Mr. Gilbert joined the authorized division of the General public Housing Administration in Washington in 1957 and went to function for New York’s metropolis scheduling office two a long time later on. He married Ann Hersh in 1973. She is his only quick survivor.
From 1975 to 1984, Mr. Gilbert was the landmarks and preservation regulation main counsel for the Countrywide Rely on for Historic Preservation. He served as the trust’s senior subject agent until 2010.
He advised condition and community governments on preservation legislation and on concerns about the designation of precise landmarks and the establishment of historic districts, like these New York Metropolis had made in SoHo, Brooklyn Heights, Greenwich Village and Chelsea.
Mr. Gilbert recalled in the Archive Task interview that when the fledgling commission officially picked its initially batch of landmarks, The New York Herald Tribune’s headline declared, “Twenty Buildings Saved!”
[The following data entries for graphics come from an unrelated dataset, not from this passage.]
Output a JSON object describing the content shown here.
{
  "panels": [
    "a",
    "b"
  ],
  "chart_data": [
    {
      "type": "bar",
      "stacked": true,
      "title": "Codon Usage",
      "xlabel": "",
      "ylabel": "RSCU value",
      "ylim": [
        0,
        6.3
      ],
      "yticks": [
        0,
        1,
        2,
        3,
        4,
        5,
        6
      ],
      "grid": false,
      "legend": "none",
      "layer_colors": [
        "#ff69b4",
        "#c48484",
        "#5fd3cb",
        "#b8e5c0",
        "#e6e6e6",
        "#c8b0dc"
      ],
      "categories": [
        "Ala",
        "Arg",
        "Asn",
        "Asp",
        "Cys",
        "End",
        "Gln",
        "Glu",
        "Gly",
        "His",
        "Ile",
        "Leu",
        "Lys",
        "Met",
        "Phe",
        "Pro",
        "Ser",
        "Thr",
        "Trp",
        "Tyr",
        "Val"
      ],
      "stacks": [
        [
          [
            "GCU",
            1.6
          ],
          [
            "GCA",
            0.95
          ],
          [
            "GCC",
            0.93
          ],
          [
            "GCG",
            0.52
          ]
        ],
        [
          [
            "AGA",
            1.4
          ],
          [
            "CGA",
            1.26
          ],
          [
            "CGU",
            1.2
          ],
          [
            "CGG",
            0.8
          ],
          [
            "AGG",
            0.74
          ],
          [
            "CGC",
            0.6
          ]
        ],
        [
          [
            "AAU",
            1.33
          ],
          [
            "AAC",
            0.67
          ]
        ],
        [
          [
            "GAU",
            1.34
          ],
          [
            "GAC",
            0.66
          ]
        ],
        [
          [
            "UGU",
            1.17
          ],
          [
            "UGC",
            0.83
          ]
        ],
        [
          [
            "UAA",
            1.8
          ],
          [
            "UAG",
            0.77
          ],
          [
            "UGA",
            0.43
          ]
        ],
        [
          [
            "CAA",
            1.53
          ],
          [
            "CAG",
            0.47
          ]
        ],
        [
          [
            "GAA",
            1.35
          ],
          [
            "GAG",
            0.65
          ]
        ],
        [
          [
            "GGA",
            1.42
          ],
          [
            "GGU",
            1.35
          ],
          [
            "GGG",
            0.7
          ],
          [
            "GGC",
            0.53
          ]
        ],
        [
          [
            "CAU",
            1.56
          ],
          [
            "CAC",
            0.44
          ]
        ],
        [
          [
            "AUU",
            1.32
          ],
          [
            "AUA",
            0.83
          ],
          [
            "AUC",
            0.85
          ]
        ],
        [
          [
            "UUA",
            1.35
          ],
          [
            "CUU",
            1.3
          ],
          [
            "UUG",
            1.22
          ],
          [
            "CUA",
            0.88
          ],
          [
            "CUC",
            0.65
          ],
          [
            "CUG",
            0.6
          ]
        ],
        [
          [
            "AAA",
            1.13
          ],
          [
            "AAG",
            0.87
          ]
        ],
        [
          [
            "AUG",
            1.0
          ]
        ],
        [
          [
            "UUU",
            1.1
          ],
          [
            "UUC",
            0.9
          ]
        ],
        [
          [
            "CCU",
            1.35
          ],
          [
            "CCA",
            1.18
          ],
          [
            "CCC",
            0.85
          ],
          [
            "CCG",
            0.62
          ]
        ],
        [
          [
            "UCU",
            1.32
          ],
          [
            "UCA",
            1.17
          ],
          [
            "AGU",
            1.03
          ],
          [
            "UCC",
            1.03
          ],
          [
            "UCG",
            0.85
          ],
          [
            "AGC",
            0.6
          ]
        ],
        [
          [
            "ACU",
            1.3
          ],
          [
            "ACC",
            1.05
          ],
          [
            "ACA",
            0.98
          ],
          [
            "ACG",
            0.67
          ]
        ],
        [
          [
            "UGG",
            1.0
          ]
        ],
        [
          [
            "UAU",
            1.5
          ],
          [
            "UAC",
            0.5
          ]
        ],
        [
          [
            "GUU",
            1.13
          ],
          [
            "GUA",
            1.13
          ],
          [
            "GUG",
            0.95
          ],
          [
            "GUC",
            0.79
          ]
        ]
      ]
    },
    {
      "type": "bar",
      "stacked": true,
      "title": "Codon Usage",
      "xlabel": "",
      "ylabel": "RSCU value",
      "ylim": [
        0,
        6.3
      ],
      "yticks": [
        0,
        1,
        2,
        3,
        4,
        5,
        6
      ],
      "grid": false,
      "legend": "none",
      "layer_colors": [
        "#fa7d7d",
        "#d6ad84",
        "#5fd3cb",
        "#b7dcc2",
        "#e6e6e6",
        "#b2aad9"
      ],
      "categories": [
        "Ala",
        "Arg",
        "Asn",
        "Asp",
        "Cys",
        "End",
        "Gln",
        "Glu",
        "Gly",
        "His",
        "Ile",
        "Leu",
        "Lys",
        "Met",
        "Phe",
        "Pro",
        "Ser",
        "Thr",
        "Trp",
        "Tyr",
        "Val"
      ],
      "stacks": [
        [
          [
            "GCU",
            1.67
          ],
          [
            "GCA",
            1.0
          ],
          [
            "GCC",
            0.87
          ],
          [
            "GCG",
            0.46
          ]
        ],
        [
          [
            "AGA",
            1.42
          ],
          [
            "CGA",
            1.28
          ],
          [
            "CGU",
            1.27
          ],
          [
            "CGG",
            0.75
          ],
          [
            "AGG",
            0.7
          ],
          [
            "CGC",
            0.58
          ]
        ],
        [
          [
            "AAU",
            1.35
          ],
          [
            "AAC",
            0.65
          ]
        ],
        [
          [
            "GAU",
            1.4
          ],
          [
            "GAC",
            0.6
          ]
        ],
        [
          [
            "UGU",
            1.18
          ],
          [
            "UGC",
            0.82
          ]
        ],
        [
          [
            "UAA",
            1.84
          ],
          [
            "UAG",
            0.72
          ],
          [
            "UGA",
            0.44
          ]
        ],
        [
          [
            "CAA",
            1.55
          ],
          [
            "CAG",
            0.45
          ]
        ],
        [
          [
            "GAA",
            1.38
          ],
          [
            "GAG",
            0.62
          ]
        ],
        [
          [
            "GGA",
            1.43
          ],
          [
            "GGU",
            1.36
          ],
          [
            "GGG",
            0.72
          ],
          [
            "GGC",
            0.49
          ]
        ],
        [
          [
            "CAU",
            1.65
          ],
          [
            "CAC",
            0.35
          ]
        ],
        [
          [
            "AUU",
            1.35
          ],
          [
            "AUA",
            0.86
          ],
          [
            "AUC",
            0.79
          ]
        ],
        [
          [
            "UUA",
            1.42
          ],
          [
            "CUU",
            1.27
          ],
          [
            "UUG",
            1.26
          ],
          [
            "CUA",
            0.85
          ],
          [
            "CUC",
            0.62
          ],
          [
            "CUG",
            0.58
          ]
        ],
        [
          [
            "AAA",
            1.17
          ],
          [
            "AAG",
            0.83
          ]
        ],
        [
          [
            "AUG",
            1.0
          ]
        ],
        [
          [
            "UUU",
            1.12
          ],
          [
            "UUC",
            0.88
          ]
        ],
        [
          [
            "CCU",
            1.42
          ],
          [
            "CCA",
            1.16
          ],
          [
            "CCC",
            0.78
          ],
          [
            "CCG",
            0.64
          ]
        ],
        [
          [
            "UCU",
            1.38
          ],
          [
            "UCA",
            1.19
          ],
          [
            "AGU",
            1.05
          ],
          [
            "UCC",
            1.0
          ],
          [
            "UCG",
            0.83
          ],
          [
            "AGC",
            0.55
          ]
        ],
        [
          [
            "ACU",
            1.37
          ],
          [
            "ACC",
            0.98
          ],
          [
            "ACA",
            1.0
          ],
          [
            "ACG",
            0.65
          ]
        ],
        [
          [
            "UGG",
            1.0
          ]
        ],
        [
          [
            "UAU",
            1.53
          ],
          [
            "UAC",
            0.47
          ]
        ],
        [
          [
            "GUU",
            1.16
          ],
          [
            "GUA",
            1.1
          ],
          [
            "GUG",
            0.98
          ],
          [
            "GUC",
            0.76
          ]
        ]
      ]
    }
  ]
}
“My response at that position,” he mentioned, “was, ‘20 properties specified,’ and we had a large amount of get the job done to do on these 20 buildings before they have been saved.”
He was proved prescient by the ten years-extensive legal struggle then approaching about Grand Central and the disputes with the authentic estate industry and with personal builders more than extending the commission’s powers to designate as landmarks the interiors of buildings as well as whole neighborhoods.
By the commission’s 50th anniversary in 2015, it experienced selected 1,348 specific landmarks, 117 interiors and 33,411 homes in 21 historic districts.